Apollo menatapnya lama, sebelum akhirnya berpaling. Langkahnya menjauh, berat dan tegas.“Sebaiknya kau ingat itu,” katanya tanpa menoleh. “Aku tidak butuh cinta, apalagi penebusan. Dan jika kau mencoba tinggal di sini lebih lama dari yang kuizinkan…”
Ia berhenti di ambang pintu, suaranya merendah, berbahaya.“…kau akan belajar arti kehilangan dengan cara yang menyakitkan. Pergilah sebelum matahari terbit.”
Nada suaranya tidak tinggi, tidak pula kejam hanya datar, seperti seseorang yang sudah terlalu sering kehilangan hingga tidak lagi peduli.Ia menutup pintu ruangannya dan tak muncul lagi malam itu.
Lyora berdiri lama di lorong batu onyx yang sunyi, memandangi pintu yang baru saja tertutup. Udara malam di mansion Dragunov terasa lebih dingin dari biasanya. Bahkan hembusan angin dari jendela tinggi pun terdengar seperti desah panjang dari dinding tua yang menahan terlalu banyak rahasia.
Ia memandang keluar jendela. Hujan baru saja berhenti. Sisa embun menempel di kaca, memantulkan cahaya lampu kuning yang temaram.Lyora menarik napas dalam separuh ingin pergi, separuh tidak tahu ke mana.
Keesokan paginya.
Langit abu-abu menggantung di atas halaman depan mansion. Burung-burung gagak menatap dari pagar besi tinggi yang menjulang, seperti penjaga sunyi dunia yang tak ramah.
Apollo berjalan melewati koridor panjang menuju ruang utama, jas hitamnya rapi seperti biasa. Ia tidak tidur semalam; matanya tajam tapi kosong. Ia tidak berharap apa pun pagi itu, hanya ingin memastikan perintahnya ditaati.
Namun saat langkahnya berhenti di ujung tangga marmer, pandangannya tertumbuk pada sosok itu.Wanita itu masih di sana.
Lyora duduk di kursi dekat jendela, tangannya sibuk melipat sesuatu, selimut putih kecil yang ia temukan di kamar tamu.
Rambutnya terurai sebagian, cahaya pagi menimpa wajahnya yang lembut.Apollo berdiri lama di tempatnya, tak berkata apa pun. Ketika akhirnya berbicara, suaranya rendah dan nyaris tak terdengar.
“Tidak mengerti bahasa perintah, rupanya?”
Lyora menoleh perlahan, menatapnya tanpa ketakutan, hanya dengan kesedihan yang tenang.“Aku mengerti,” katanya pelan. “Tapi jika aku pergi malam tadi, aku tidak tahu akan ke mana.
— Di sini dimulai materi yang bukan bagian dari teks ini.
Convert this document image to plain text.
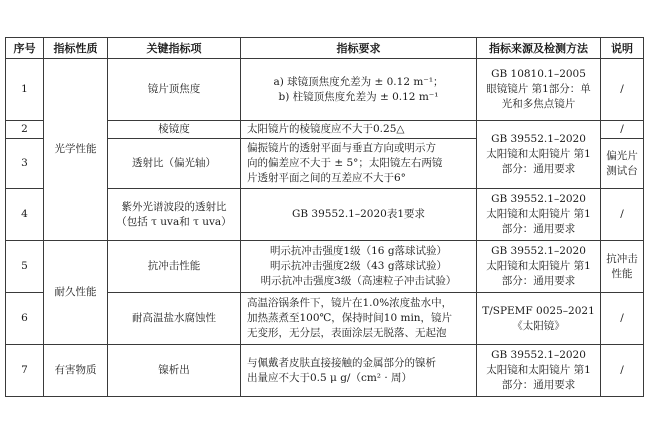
序号	指标性质	关键指标项	指标要求	指标来源及检测方法	说明
1	光学性能	镜片顶焦度	a) 球镜顶焦度允差为 ± 0.12 m⁻¹；
b) 柱镜顶焦度允差为 ± 0.12 m⁻¹	GB 10810.1–2005
眼镜镜片 第1部分：单
光和多焦点镜片	/
2		棱镜度	太阳镜片的棱镜度应不大于0.25△	GB 39552.1–2020
太阳镜和太阳镜片 第1
部分：通用要求	/
3		透射比（偏光轴）	偏振镜片的透射平面与垂直方向或明示方
向的偏差应不大于 ± 5°；太阳镜左右两镜
片透射平面之间的互差应不大于6°		偏光片
测试台

4		紫外光谱波段的透射比
（包括 τ uva和 τ uva）	GB 39552.1–2020表1要求	GB 39552.1–2020
太阳镜和太阳镜片 第1
部分：通用要求	/
5	耐久性能	抗冲击性能	明示抗冲击强度1级（16 g落球试验）
明示抗冲击强度2级（43 g落球试验）
明示抗冲击强度3级（高速粒子冲击试验）	GB 39552.1–2020
太阳镜和太阳镜片 第1
部分：通用要求	抗冲击
性能

6		耐高温盐水腐蚀性	高温浴锅条件下，镜片在1.0%浓度盐水中，
加热蒸煮至100℃，保持时间10 min，镜片
无变形，无分层，表面涂层无脱落、无起泡	T/SPEMF 0025–2021
《太阳镜》	/
7	有害物质	镍析出	与佩戴者皮肤直接接触的金属部分的镍析
出量应不大于0.5 μ g/（cm² · 周）	GB 39552.1–2020
太阳镜和太阳镜片 第1
部分：通用要求	/
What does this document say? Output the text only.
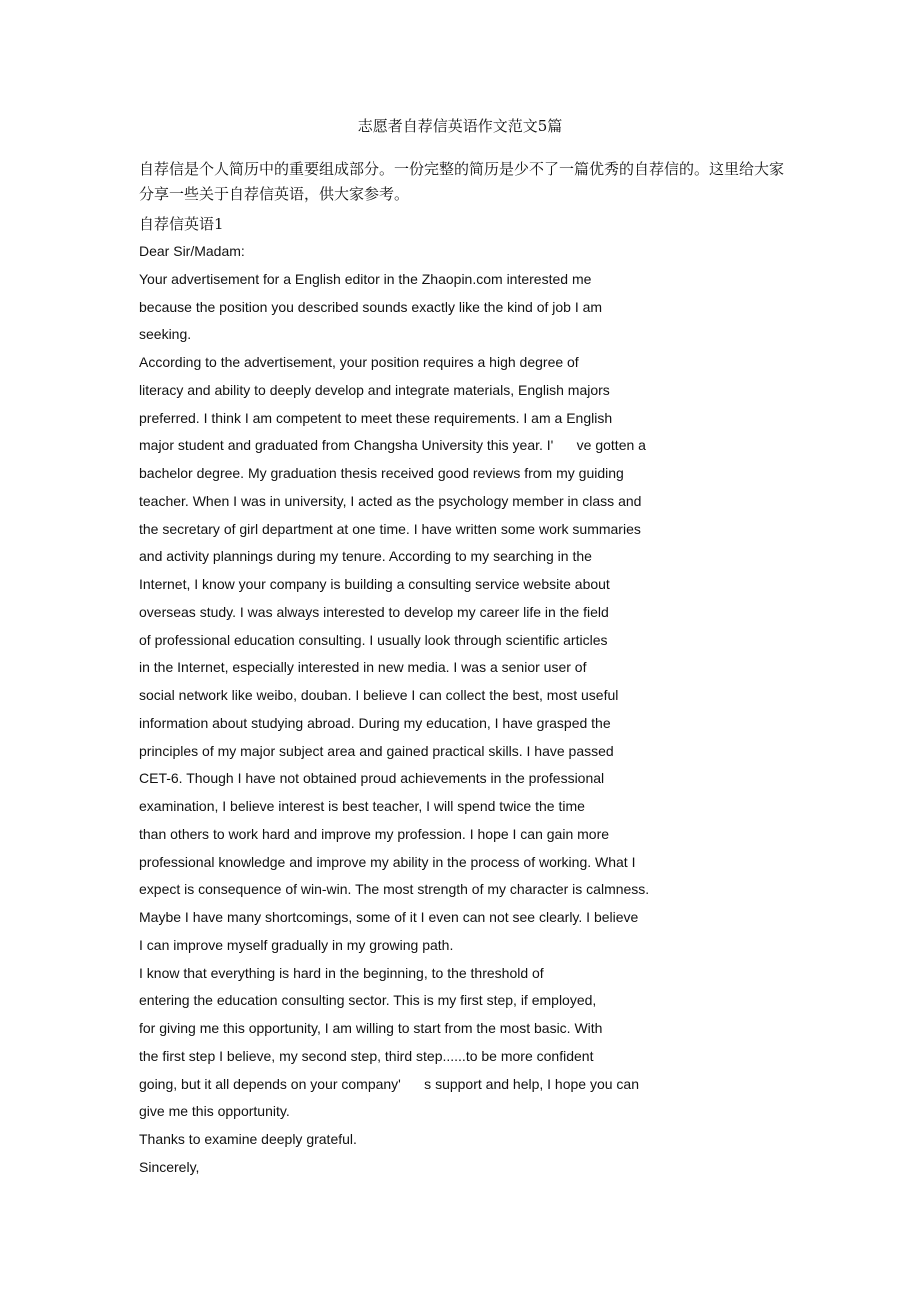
志愿者自荐信英语作文范文5篇

自荐信是个人简历中的重要组成部分。一份完整的简历是少不了一篇优秀的自荐信的。这里给大家分享一些关于自荐信英语，供大家参考。

自荐信英语1
Dear Sir/Madam:
Your advertisement for a English editor in the Zhaopin.com interested me
because the position you described sounds exactly like the kind of job I am
seeking.
According to the advertisement, your position requires a high degree of
literacy and ability to deeply develop and integrate materials, English majors
preferred. I think I am competent to meet these requirements. I am a English
major student and graduated from Changsha University this year. I'      ve gotten a
bachelor degree. My graduation thesis received good reviews from my guiding
teacher. When I was in university, I acted as the psychology member in class and
the secretary of girl department at one time. I have written some work summaries
and activity plannings during my tenure. According to my searching in the
Internet, I know your company is building a consulting service website about
overseas study. I was always interested to develop my career life in the field
of professional education consulting. I usually look through scientific articles
in the Internet, especially interested in new media. I was a senior user of
social network like weibo, douban. I believe I can collect the best, most useful
information about studying abroad. During my education, I have grasped the
principles of my major subject area and gained practical skills. I have passed
CET-6. Though I have not obtained proud achievements in the professional
examination, I believe interest is best teacher, I will spend twice the time
than others to work hard and improve my profession. I hope I can gain more
professional knowledge and improve my ability in the process of working. What I
expect is consequence of win-win. The most strength of my character is calmness.
Maybe I have many shortcomings, some of it I even can not see clearly. I believe
I can improve myself gradually in my growing path.
I know that everything is hard in the beginning, to the threshold of
entering the education consulting sector. This is my first step, if employed,
for giving me this opportunity, I am willing to start from the most basic. With
the first step I believe, my second step, third step......to be more confident
going, but it all depends on your company'      s support and help, I hope you can
give me this opportunity.
Thanks to examine deeply grateful.
Sincerely,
Dan sejujurnya, aku tidak ingin pergi tanpa tahu alasan kebencianmu.”
Hening. Suara detak jam di dinding terdengar jelas di antara mereka.Apollo menatapnya lama, sorot matanya perlahan berubah dari dingin menjadi sesuatu yang lebih gelap , campuran antara kemarahan dan luka lama yang berdenyut.
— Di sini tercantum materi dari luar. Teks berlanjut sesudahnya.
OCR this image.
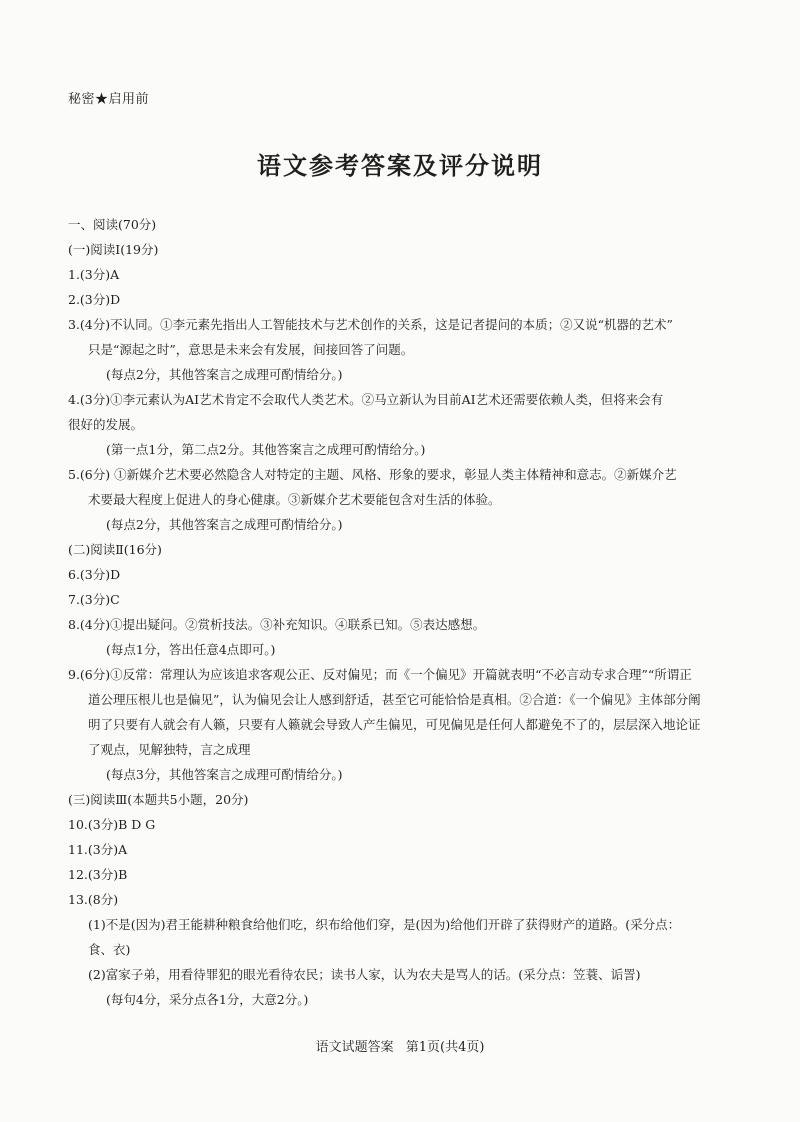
秘密★启用前
语文参考答案及评分说明
一、阅读(70分)
(一)阅读Ⅰ(19分)
1.(3分)A
2.(3分)D
3.(4分)不认同。①李元素先指出人工智能技术与艺术创作的关系，这是记者提问的本质；②又说“机器的艺术”
只是“源起之时”，意思是未来会有发展，间接回答了问题。
(每点2分，其他答案言之成理可酌情给分。)
4.(3分)①李元素认为AI艺术肯定不会取代人类艺术。②马立新认为目前AI艺术还需要依赖人类，但将来会有
很好的发展。
(第一点1分，第二点2分。其他答案言之成理可酌情给分。)
5.(6分) ①新媒介艺术要必然隐含人对特定的主题、风格、形象的要求，彰显人类主体精神和意志。②新媒介艺
术要最大程度上促进人的身心健康。③新媒介艺术要能包含对生活的体验。
(每点2分，其他答案言之成理可酌情给分。)
(二)阅读Ⅱ(16分)
6.(3分)D
7.(3分)C
8.(4分)①提出疑问。②赏析技法。③补充知识。④联系已知。⑤表达感想。
(每点1分，答出任意4点即可。)
9.(6分)①反常：常理认为应该追求客观公正、反对偏见；而《一个偏见》开篇就表明“不必言动专求合理”“所谓正
道公理压根儿也是偏见”，认为偏见会让人感到舒适，甚至它可能恰恰是真相。②合道：《一个偏见》主体部分阐
明了只要有人就会有人籁，只要有人籁就会导致人产生偏见，可见偏见是任何人都避免不了的，层层深入地论证
了观点，见解独特，言之成理
(每点3分，其他答案言之成理可酌情给分。)
(三)阅读Ⅲ(本题共5小题，20分)
10.(3分)B D G
11.(3分)A
12.(3分)B
13.(8分)
(1)不是(因为)君王能耕种粮食给他们吃，织布给他们穿，是(因为)给他们开辟了获得财产的道路。(采分点：
食、衣)
(2)富家子弟，用看待罪犯的眼光看待农民；读书人家，认为农夫是骂人的话。(采分点：笠蓑、诟詈)
(每句4分，采分点各1分，大意2分。)
语文试题答案 第1页(共4页)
“Aku tidak membencimu karena siapa dirimu,” katanya akhirnya, “tapi karena wajahmu mengingatkan aku pada seseorang yang seharusnya sudah mati bersama semua kenangan itu.”
Lyora menelan ludah pelan. Ia tidak tahu siapa yang dimaksud Apollo, tapi dari nada suaranya, ia tahu: wanita itu adalah masa lalu yang masih hidup di balik setiap keputusan Dragunov.